Le tandem Bacri-Jaoui, au sommet de son art avec cette nouvelle comédie de mœurs, témoigne avec son mordant habituel du temps qui passe et qui laisse certains sur le bas-côté.
Jamais le cinéma d’Agnès Jaoui (toujours en coécriture avec Jean-Pierre Bacri) n’a été si désespéré dans la peinture d’une galerie de personnages antagonistes que rien ne va pouvoir réconcilier. À l’occasion d’une pendaison de crémaillère se retrouvent toutes les catégories sociologiques, révélant les clivages, entre les générations, entre les célébrités et des fans soumis au vice du selfie, entre Paris et la campagne, entre la notoriété YouTube et celle de la vieille télévision… Au centre de ce petit monde, le cynique Castro (Bacri), animateur sur le déclin, se confronte à son ex-femme idéaliste, Hélène (Jaoui), habitée par des convictions.

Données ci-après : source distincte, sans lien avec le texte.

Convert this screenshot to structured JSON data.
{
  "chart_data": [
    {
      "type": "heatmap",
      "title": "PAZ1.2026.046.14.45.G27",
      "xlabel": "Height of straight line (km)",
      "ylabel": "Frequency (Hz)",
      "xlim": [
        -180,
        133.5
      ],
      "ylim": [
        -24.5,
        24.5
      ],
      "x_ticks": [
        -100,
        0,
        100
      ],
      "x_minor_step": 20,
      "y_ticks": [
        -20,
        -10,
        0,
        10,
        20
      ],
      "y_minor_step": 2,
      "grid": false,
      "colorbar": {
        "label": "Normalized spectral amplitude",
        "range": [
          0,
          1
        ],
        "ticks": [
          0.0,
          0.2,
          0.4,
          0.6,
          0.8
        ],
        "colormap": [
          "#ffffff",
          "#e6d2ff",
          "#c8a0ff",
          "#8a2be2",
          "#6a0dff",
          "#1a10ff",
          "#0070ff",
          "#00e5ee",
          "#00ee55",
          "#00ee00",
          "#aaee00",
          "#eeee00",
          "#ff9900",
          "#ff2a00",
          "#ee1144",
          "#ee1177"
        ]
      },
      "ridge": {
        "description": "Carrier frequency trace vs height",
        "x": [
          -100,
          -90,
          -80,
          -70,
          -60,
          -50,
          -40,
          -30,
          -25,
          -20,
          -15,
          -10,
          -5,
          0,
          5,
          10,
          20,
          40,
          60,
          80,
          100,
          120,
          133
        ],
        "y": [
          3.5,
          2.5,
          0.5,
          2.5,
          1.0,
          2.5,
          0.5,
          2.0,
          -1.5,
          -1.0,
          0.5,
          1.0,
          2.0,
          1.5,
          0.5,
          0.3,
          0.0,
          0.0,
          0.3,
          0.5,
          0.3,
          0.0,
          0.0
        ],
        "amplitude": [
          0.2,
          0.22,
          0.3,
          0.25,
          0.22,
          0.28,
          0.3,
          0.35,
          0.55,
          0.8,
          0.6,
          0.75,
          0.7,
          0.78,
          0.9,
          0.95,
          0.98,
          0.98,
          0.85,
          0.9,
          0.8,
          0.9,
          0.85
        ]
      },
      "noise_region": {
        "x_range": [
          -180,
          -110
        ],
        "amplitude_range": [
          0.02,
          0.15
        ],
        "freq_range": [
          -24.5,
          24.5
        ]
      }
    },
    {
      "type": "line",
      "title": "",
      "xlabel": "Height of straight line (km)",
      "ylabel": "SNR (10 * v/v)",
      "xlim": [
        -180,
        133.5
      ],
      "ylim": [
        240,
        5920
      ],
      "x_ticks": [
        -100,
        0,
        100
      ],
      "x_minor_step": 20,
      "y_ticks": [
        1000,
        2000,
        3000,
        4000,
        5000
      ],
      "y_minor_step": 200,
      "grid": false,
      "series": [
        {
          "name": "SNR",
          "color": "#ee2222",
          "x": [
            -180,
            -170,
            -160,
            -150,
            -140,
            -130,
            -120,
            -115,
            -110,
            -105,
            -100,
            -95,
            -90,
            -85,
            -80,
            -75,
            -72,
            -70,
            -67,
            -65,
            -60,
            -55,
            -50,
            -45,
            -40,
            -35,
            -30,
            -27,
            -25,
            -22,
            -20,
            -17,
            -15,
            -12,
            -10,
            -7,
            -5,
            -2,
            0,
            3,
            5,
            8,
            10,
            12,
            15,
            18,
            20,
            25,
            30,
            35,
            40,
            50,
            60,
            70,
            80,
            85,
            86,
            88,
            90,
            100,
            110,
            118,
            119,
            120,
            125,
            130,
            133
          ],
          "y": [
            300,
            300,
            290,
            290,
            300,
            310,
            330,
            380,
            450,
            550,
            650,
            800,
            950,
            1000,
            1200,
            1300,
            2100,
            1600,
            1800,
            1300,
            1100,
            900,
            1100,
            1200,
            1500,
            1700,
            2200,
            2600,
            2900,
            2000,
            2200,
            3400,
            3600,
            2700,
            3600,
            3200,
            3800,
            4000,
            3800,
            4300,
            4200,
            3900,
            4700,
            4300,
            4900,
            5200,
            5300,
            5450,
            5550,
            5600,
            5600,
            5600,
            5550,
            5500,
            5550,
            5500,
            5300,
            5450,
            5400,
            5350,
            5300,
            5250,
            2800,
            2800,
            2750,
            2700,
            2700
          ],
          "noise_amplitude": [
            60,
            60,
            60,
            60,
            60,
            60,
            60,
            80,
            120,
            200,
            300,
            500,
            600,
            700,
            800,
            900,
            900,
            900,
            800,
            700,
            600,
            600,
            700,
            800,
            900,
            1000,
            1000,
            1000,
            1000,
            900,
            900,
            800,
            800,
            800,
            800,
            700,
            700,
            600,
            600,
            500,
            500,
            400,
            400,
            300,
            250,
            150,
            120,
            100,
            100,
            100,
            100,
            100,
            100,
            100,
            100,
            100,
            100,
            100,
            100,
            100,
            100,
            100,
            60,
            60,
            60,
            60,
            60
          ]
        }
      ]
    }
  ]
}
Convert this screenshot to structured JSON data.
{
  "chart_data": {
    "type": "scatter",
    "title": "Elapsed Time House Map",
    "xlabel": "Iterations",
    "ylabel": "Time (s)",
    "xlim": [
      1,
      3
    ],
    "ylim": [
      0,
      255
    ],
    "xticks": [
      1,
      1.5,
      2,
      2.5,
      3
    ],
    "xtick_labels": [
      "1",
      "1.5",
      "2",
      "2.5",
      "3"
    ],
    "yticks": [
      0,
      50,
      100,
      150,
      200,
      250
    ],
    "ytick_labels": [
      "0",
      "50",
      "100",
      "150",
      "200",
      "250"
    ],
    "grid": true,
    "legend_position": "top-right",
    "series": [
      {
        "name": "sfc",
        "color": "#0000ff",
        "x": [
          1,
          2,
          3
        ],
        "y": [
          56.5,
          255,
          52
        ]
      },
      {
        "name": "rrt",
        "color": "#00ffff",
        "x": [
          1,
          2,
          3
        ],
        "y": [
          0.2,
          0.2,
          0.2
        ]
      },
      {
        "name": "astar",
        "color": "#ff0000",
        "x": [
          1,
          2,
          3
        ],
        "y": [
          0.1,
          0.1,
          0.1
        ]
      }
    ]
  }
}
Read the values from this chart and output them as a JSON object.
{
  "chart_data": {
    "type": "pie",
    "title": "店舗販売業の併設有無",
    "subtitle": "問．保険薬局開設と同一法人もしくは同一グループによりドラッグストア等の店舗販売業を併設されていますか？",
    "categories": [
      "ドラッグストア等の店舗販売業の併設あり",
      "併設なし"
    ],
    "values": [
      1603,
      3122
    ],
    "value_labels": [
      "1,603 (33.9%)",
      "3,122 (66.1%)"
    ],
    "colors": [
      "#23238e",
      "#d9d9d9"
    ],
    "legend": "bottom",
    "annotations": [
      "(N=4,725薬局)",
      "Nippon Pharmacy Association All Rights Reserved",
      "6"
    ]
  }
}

Dans ce duel, le pessimisme l’emporte.
Ce n’est pas un cinéma de la réconciliation qui chercherait à abolir les fossés idéologiques et sociologiques, ce qui le distingue du Sens de la fête, comédie qui peut paraître proche (avec Bacri en même acteur principal). Personne ne sort indemne de ce tableau cruel et acerbe sur la société, dans une misanthropie bienveillante qui témoigne toujours d’une petite tendresse pour ses personnages, malgré la sévérité du commentaire.
En dépit de la noirceur des thématiques, chaque situation repose sur des ressorts de comédie. L’humour, politesse du désespoir, ne déserte jamais. Comme écrits par un Woody Allen à deux têtes, les lieux communs sont dynamités dans un tourbillon de bons mots. La parole se libère, entre maladresses et franchises assumées, règlements de comptes et séductions, dans un rythme alerte, soutenu par une musique festive continue.
L’unité de lieu et de temps rappelle que Jaoui-Bacri opèrent aussi au théâtre. Tandis qu’Au bout du conte, leur film précédent, comportait une cinquantaine de décors, le lieu unique permet ici une profusion, sans temps mort, et un sentiment d’instantanéité. C’est un cinéma vivant, dans une circulation entre premiers et seconds rôles (mention spéciale à la fille incarnée par Nina Meurisse, et à la productrice, jouée par Léa Drucker), entre intrigues principales et sous-récits (comme cette voiture cabossée qui devient un des fils rouges du film).
Cette cinquième réalisation a les aspects du film-somme. Le duo continue de faire figure d’éditorialistes caustiques dénonçant les hypocrisies de toutes sortes, qu’elles reposent sur la tolérance (Le Goût des autres), le narcissisme (Comme une image), l’engagement (Parlez-moi de la pluie), la culpabilité (Au bout du conte)… Ce cinéma très politique, mine de rien, a la vertu de rester élégant et courtois, dénonce sans démagogie, fait rire sans potacherie.
Surtout, le cinéma d’Agnès Jaoui est sincère (on ne doute jamais de l’honnêteté de leur démarche), et généreux. Même si la satire est très critique sur l’humain, elle fait partager de beaux instants magiques, comme ces deux chansons – de Bashung et Montand – reprises par Bacri avec un certain talent d’imitation. En quelque sorte, malgré le désenchantement et la lucidité, il reste en eux l’émerveillement de deux enfants qui ne peuvent s’empêcher de jouer.